First, data ownership presents thorny questions of law, not the least of which is determining questions of ownership — particularly when multiple potential authors are implicated. Take, for example, biometric data related to a person who has had reconstructive surgery on his face. If a company seeks to purchase this data for AI training on facial recognition, who owns the data? Is the doctor a co-owner? When Cambridge Analytica created psychographic profiles of users, would they have partial ownership over those profiles? How does the ownership get divvied up? Questions of ownership are complex and highly contentious in all areas of the law, but if you need a related example, look no further than copyright law where the issue has been highly litigated. Any such issues in a data ownership regime would be significantly amplified in our connected world of IoT where over 2.5 quintillion bytes of data are generated each day.
Second, the information and transaction costs involved in administering the data ownership economy would be staggering. Imagine having to negotiate individual agreements for every exchange of data that affects you online. Do I have to obtain a license from an athlete to use his homerun and batting average statistics in my fantasy baseball league? How could I be expected to oversee every microtransaction that involves my data? And how could I ensure that further transactions weren’t taking place among third, fourth, and nth parties? This is where the non-rivalrous and non-excludable characteristics of data really rears its ugly head. It’s an unworkable situation that borders on the comical when we fold in the reality of multiple data owners described above.

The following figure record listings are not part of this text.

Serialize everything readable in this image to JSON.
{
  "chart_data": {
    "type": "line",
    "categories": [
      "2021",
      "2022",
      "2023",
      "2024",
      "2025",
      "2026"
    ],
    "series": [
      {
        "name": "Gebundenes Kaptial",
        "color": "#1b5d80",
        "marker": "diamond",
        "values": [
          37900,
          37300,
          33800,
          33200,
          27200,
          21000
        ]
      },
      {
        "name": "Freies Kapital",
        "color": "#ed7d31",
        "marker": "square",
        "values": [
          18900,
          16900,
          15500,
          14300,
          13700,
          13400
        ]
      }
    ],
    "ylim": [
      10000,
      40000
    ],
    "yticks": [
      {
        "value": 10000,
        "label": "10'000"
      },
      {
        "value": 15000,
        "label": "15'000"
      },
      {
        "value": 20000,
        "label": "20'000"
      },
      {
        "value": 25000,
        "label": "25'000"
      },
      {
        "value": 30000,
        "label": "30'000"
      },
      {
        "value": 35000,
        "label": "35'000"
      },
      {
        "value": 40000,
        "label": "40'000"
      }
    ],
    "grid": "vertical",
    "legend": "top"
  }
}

More importantly, these negotiations would often entail the same significant information asymmetries and power imbalances that leave consumers with no choice but to “consent” to the sharing of their data in our current online ecosystem. The data ownership contracts would probably look a lot like this license “agreement” that Amazon’s Ring doorbell users enter into, signing away the copyright they have in their images:
You hereby grant Ring and its licensees an unlimited, irrevocable, fully paid and royalty-free, perpetual, worldwide right to re-use, distribute, store, delete, translate, copy, modify, display, sell, create derivative works from and otherwise exploit such Shared Content for any purpose and in any media formats in any media channels without compensation to you. You shall not use […]
Further, the actual value of data is an open question, and determining such value (or getting such value wrong) for purposes of negotiation imposes costs on the contracting parties. Care must be taken when addressing questions of data valuation because it risks transforming privacy, a human rights issue, into an economic exercise. Senators Mark Warner and Josh Hawley have recently introduced the DASHBOARD Act, which requires commercial data operators to file an annual report on the aggregate value of user data that they have collected. Such transparency reporting requirements can be helpful for consumers and regulators to better understand the value proposition that data operators offer to their users, but it should not be used to justify a data ownership regime, or its mirror image: A pay-for-privacy regime.

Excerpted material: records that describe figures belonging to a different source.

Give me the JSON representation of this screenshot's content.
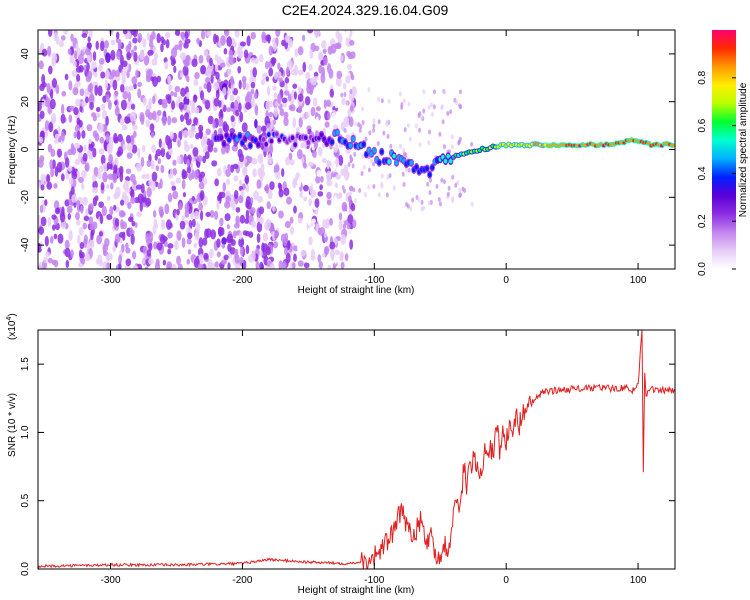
{
  "page_title": "C2E4.2024.329.16.04.G09",
  "chart_data": [
    {
      "type": "heatmap",
      "xlabel": "Height of straight line (km)",
      "ylabel": "Frequency (Hz)",
      "xlim": [
        -355,
        128
      ],
      "ylim": [
        -50,
        50
      ],
      "xticks": [
        -300,
        -200,
        -100,
        0,
        100
      ],
      "xtick_labels": [
        "-300",
        "-200",
        "-100",
        "0",
        "100"
      ],
      "yticks": [
        -40,
        -20,
        0,
        20,
        40
      ],
      "ytick_labels": [
        "-40",
        "-20",
        "0",
        "20",
        "40"
      ],
      "colorbar": {
        "label": "Normalized spectral amplitude",
        "range": [
          0,
          1
        ],
        "ticks": [
          0.0,
          0.2,
          0.4,
          0.6,
          0.8
        ],
        "tick_labels": [
          "0.0",
          "0.2",
          "0.4",
          "0.6",
          "0.8"
        ],
        "colors": [
          "#ffffff",
          "#e7ccf7",
          "#c283ee",
          "#8d2ee2",
          "#5b00d8",
          "#0020ff",
          "#00b0ff",
          "#00ffd0",
          "#00ff30",
          "#b8ff00",
          "#ffee00",
          "#ff9900",
          "#ff2a00",
          "#ff0070"
        ]
      },
      "ridge": [
        {
          "x": -220,
          "freq": 3,
          "amp": 0.35
        },
        {
          "x": -200,
          "freq": 4,
          "amp": 0.4
        },
        {
          "x": -180,
          "freq": 4,
          "amp": 0.3
        },
        {
          "x": -150,
          "freq": 4,
          "amp": 0.25
        },
        {
          "x": -130,
          "freq": 5,
          "amp": 0.4
        },
        {
          "x": -110,
          "freq": 2,
          "amp": 0.45
        },
        {
          "x": -100,
          "freq": -3,
          "amp": 0.4
        },
        {
          "x": -85,
          "freq": -4,
          "amp": 0.45
        },
        {
          "x": -70,
          "freq": -7,
          "amp": 0.4
        },
        {
          "x": -60,
          "freq": -9,
          "amp": 0.35
        },
        {
          "x": -50,
          "freq": -5,
          "amp": 0.5
        },
        {
          "x": -40,
          "freq": -3,
          "amp": 0.55
        },
        {
          "x": -30,
          "freq": -1,
          "amp": 0.6
        },
        {
          "x": -20,
          "freq": 0,
          "amp": 0.65
        },
        {
          "x": -10,
          "freq": 1,
          "amp": 0.7
        },
        {
          "x": 0,
          "freq": 2,
          "amp": 0.72
        },
        {
          "x": 20,
          "freq": 2,
          "amp": 0.8
        },
        {
          "x": 50,
          "freq": 2,
          "amp": 0.9
        },
        {
          "x": 80,
          "freq": 2,
          "amp": 0.9
        },
        {
          "x": 95,
          "freq": 4,
          "amp": 0.85
        },
        {
          "x": 110,
          "freq": 2,
          "amp": 0.9
        },
        {
          "x": 128,
          "freq": 2,
          "amp": 0.9
        }
      ],
      "noise_region_x": [
        -355,
        -125
      ]
    },
    {
      "type": "line",
      "xlabel": "Height of straight line (km)",
      "ylabel": "SNR (10 * v/v)",
      "y_multiplier_label": "(x10",
      "y_multiplier_exp": "4",
      "y_multiplier_close": ")",
      "xlim": [
        -355,
        128
      ],
      "ylim": [
        0,
        1.75
      ],
      "xticks": [
        -300,
        -200,
        -100,
        0,
        100
      ],
      "xtick_labels": [
        "-300",
        "-200",
        "-100",
        "0",
        "100"
      ],
      "yticks": [
        0.0,
        0.5,
        1.0,
        1.5
      ],
      "ytick_labels": [
        "0.0",
        "0.5",
        "1.0",
        "1.5"
      ],
      "series": [
        {
          "color": "#e02020",
          "x": [
            -355,
            -300,
            -250,
            -200,
            -180,
            -150,
            -120,
            -105,
            -100,
            -95,
            -90,
            -85,
            -80,
            -75,
            -70,
            -65,
            -60,
            -57,
            -55,
            -52,
            -50,
            -47,
            -45,
            -42,
            -40,
            -37,
            -35,
            -32,
            -30,
            -25,
            -20,
            -15,
            -10,
            -7,
            -5,
            -2,
            0,
            3,
            5,
            8,
            10,
            13,
            15,
            18,
            20,
            22,
            25,
            30,
            40,
            50,
            60,
            70,
            80,
            90,
            95,
            100,
            103,
            104,
            105,
            106,
            108,
            110,
            115,
            120,
            128
          ],
          "y": [
            0.02,
            0.03,
            0.03,
            0.04,
            0.07,
            0.05,
            0.04,
            0.06,
            0.1,
            0.14,
            0.2,
            0.28,
            0.42,
            0.33,
            0.25,
            0.35,
            0.18,
            0.32,
            0.15,
            0.08,
            0.05,
            0.2,
            0.1,
            0.25,
            0.38,
            0.55,
            0.45,
            0.75,
            0.62,
            0.82,
            0.7,
            0.92,
            0.85,
            1.05,
            0.88,
            1.02,
            0.92,
            1.08,
            0.98,
            1.12,
            1.05,
            1.18,
            1.15,
            1.2,
            1.22,
            1.25,
            1.27,
            1.3,
            1.31,
            1.32,
            1.32,
            1.33,
            1.32,
            1.33,
            1.3,
            1.35,
            1.75,
            0.72,
            1.45,
            1.28,
            1.31,
            1.32,
            1.3,
            1.31,
            1.3
          ]
        }
      ]
    }
  ]
}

Data is important and can be used in myriad ways that benefit society and the public interest. To achieve the worthy goal of data sharing to promote competition or scientific research, data portability and interoperability mandates on certain online platforms is the best policy solution. Such mandates must, however, be integrated into a robust, consumer protection privacy regime starting with comprehensive federal privacy legislation.
[1] The author is aware that “data” is a plural noun, but he just can’t use it that way—just can’t. Apologies to the grammar purists.